— Почему? — спросила я напрямик. — Ведь мне прекрасно известно, что ты вовсе не в восторге от моих медицинских пристрастий.
— Не в восторге, — задумчиво признал он. — Но дело не в этом. Ясно, что тебя все равно не остановить, и, возможно, единственное, что я реально могу сделать, — это помочь тебе добиться своего, причем с наименьшим ущербом для Брианны.
Лицо его чуть посуровело, и он отвернулся.
— Если он когда–либо чувствовал, что в его жизни есть нечто главное, то, ради чего стоит жить, то это была Брианна, — подытожила Клэр.
Несколько мгновений она молча помешивала какао, а потом вдруг спросила:
— Но что так заботит вас, Роджер? Почему у вас возникли эти вопросы?
Он ответил не сразу, медленными глотками попивая какао. Оно было насыщенным, темным, со свежими сливками и крупинками коричневого сахара. Фионе, которая всегда была реалисткой, хватило одного взгляда на Брианну, чтобы отказаться от попыток заманить Роджера в брачные силки через желудок, но она была поваром милостью божьей, так же как Клэр врачом, и просто не могла готовить плохо.
— Наверное, потому что я историк, — ответил наконец Роджер, глядя на Клэр поверх чашки. — Мне нужно знать. Моя задача как раз в том, чтобы узнавать, как жили люди, что они делали и почему делали именно так.
— И вы думаете, что я могу рассказать вам об этом? — Она остро взглянула на него. — Или что сама это знаю?
Он кивнул, попивая какао маленькими глотками.
— Знаете лучше, чем многие. Большинство источников, доступных историку, лишены вашей… — Он помедлил, подбирая нужное слово, а найдя, улыбнулся. — Скажем так: вашей уникальной точки зрения.
Неожиданно напряжение ослабло.
— Скажем так, — рассмеялась Клэр, снова берясь за чашку.
— Другой важный фактор, — продолжил Роджер, не сводя с нее взгляда, — это ваша честность. Мне кажется, что вы не стали бы врать, просто не смогли бы, даже возникни у вас подобное желание.
Она взглянула на него и издала короткий сухой смешок.
— Вот тут, молодой человек, вы ошибаетесь: каждый может солгать, если на то есть веская причина. Даже я.

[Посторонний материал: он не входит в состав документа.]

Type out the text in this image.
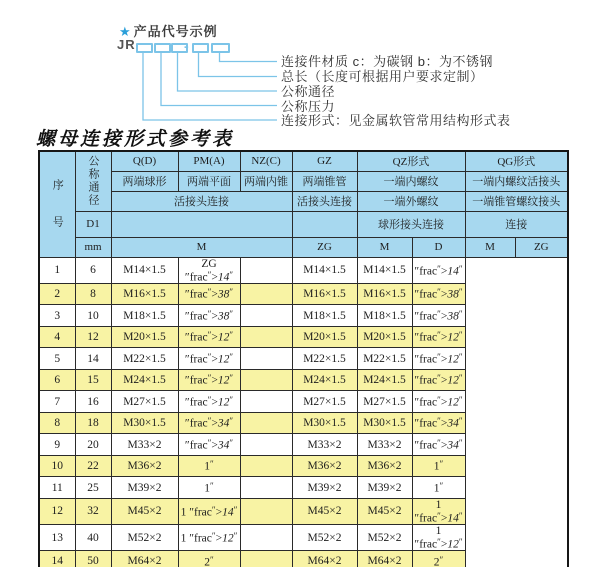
★ 产品代号示例
JR	-
连接件材质 c：为碳钢 b：为不锈钢
总长（长度可根据用户要求定制）
公称通径
公称压力
连接形式：见金属软管常用结构形式表
螺母连接形式参考表
序号	公称通径	Q(D)	PM(A)	NZ(C)	GZ	QZ形式		QG形式	
		两端球形	两端平面	两端内锥	两端锥管	一端内螺纹		一端内螺纹活接头	
		活接头连接			活接头连接	一端外螺纹		一端锥管螺纹接头	
	D1					球形接头连接		连接	
	mm	M			ZG	M	D	M	ZG
1	6	M14×1.5	ZG ″frac″>14″		M14×1.5	M14×1.5	″frac″>14″		
2	8	M16×1.5	″frac″>38″		M16×1.5	M16×1.5	″frac″>38″		
3	10	M18×1.5	″frac″>38″		M18×1.5	M18×1.5	″frac″>38″		
4	12	M20×1.5	″frac″>12″		M20×1.5	M20×1.5	″frac″>12″		
5	14	M22×1.5	″frac″>12″		M22×1.5	M22×1.5	″frac″>12″		
6	15	M24×1.5	″frac″>12″		M24×1.5	M24×1.5	″frac″>12″		
7	16	M27×1.5	″frac″>12″		M27×1.5	M27×1.5	″frac″>12″		
8	18	M30×1.5	″frac″>34″		M30×1.5	M30×1.5	″frac″>34″		
9	20	M33×2	″frac″>34″		M33×2	M33×2	″frac″>34″		
10	22	M36×2	1″		M36×2	M36×2	1″		
11	25	M39×2	1″		M39×2	M39×2	1″		
12	32	M45×2	1 ″frac″>14″		M45×2	M45×2	1 ″frac″>14″		
13	40	M52×2	1 ″frac″>12″		M52×2	M52×2	1 ″frac″>12″		
14	50	M64×2	2″		M64×2	M64×2	2″		
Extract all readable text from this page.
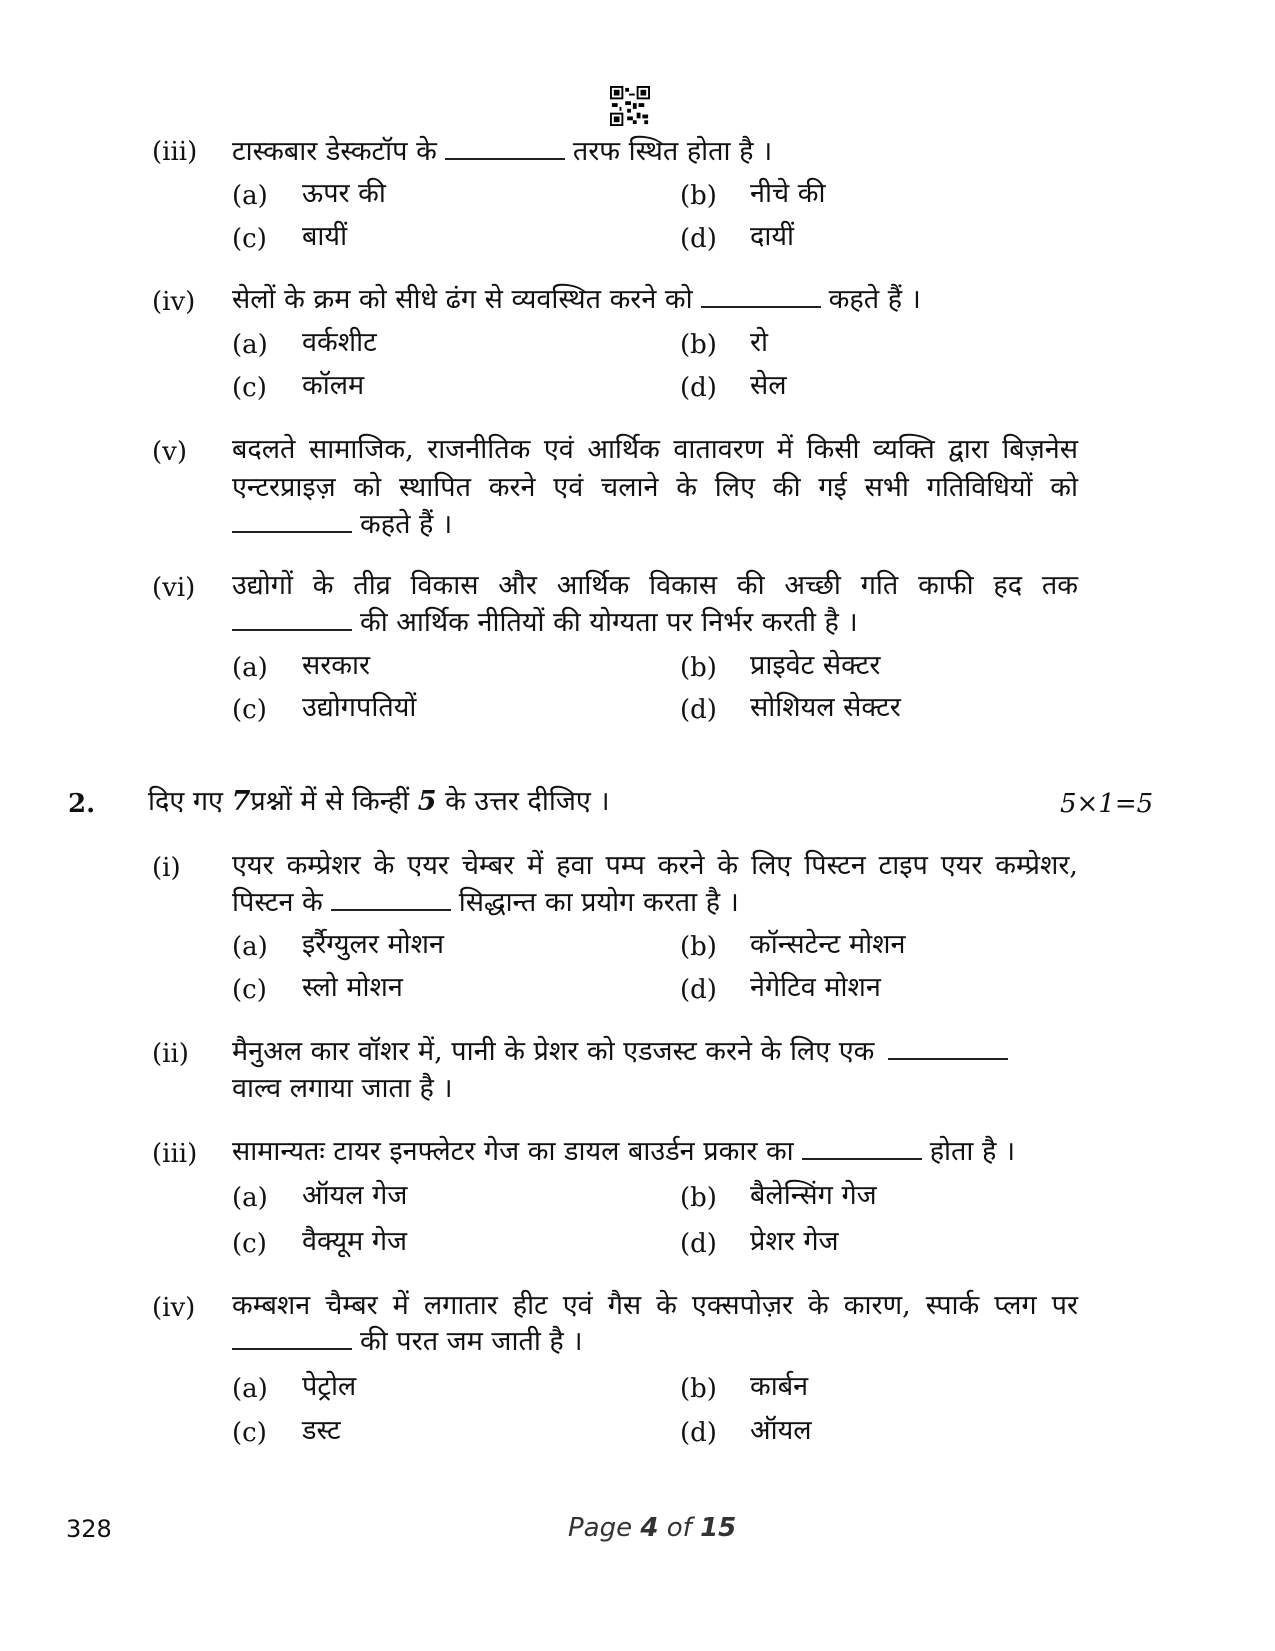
(iii) टास्कबार डेस्कटॉप के	तरफ स्थित होता है ।
(a) ऊपर की	(b) नीचे की
(c) बायीं	(d) दायीं
(iv) सेलों के क्रम को सीधे ढंग से व्यवस्थित करने को	कहते हैं ।
(a) वर्कशीट	(b) रो
(c) कॉलम	(d) सेल
(v) बदलते सामाजिक, राजनीतिक एवं आर्थिक वातावरण में किसी व्यक्ति द्वारा बिज़नेस
एन्टरप्राइज़ को स्थापित करने एवं चलाने के लिए की गई सभी गतिविधियों को
कहते हैं ।
(vi) उद्योगों के तीव्र विकास और आर्थिक विकास की अच्छी गति काफी हद तक
की आर्थिक नीतियों की योग्यता पर निर्भर करती है ।
(a) सरकार	(b) प्राइवेट सेक्टर
(c) उद्योगपतियों	(d) सोशियल सेक्टर
2. दिए गए 7प्रश्नों में से किन्हीं 5 के उत्तर दीजिए ।	5×1=5
(i) एयर कम्प्रेशर के एयर चेम्बर में हवा पम्प करने के लिए पिस्टन टाइप एयर कम्प्रेशर,
पिस्टन के	सिद्धान्त का प्रयोग करता है ।
(a) इर्रैग्युलर मोशन	(b) कॉन्सटेन्ट मोशन
(c) स्लो मोशन	(d) नेगेटिव मोशन
(ii) मैनुअल कार वॉशर में, पानी के प्रेशर को एडजस्ट करने के लिए एक
वाल्व लगाया जाता है ।
(iii) सामान्यतः टायर इनफ्लेटर गेज का डायल बाउर्डन प्रकार का	होता है ।
(a) ऑयल गेज	(b) बैलेन्सिंग गेज
(c) वैक्यूम गेज	(d) प्रेशर गेज
(iv) कम्बशन चैम्बर में लगातार हीट एवं गैस के एक्सपोज़र के कारण, स्पार्क प्लग पर
की परत जम जाती है ।
(a) पेट्रोल	(b) कार्बन
(c) डस्ट	(d) ऑयल
328	Page 4 of 15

Просто тем из нас, у кого все на лице написано, приходится продумывать свою ложь заранее и приучать себя к ней.
Склонившись над лежавшими перед ней бумагами, она стала перебирать их, медленно переворачивая страницы одну за другой. Это были копии реестров прибытия и отбытия заключенных английских тюрем. Задача усложнялась тем, что не все тюрьмы королевства управлялись по единому принципу с должным оформлением документов.
Находились начальники, которые не вели отдельных списков заключенных, а заносили сведения об их прибытии, отбытии или убыли по причине смерти наряду с прочими ежедневными записями, не видя большой разницы между смертью узника и забоем пары волов на солонину для кормления оставшихся заключенных.
Роджер уже решил было, что Клэр оставила этот разговор, но она снова подняла голову.
— В общем, вы совершенно правы, — призналась она. — Я честна скорее от недостатка гибкости, чем от чего–либо другого. Мне трудно не сказать, что я думаю. И как мне кажется, вы понимаете это, потому что мы с вами в этом отношении родственные души.
— Правда?
Роджер почувствовал странную радость, как будто кто–то преподнес ему неожиданный подарок.
Клэр кивнула и взглянула на него с едва заметной улыбкой.
— Ну да. Тут, знаете ли, не ошибешься. Такие люди наперечет — те, которые сразу выкладывают всю правду и о себе, и о тебе, и обо всем на свете. Пожалуй, я за всю жизнь знала только троих… теперь вот уже четверых.
Ее улыбка стала шире.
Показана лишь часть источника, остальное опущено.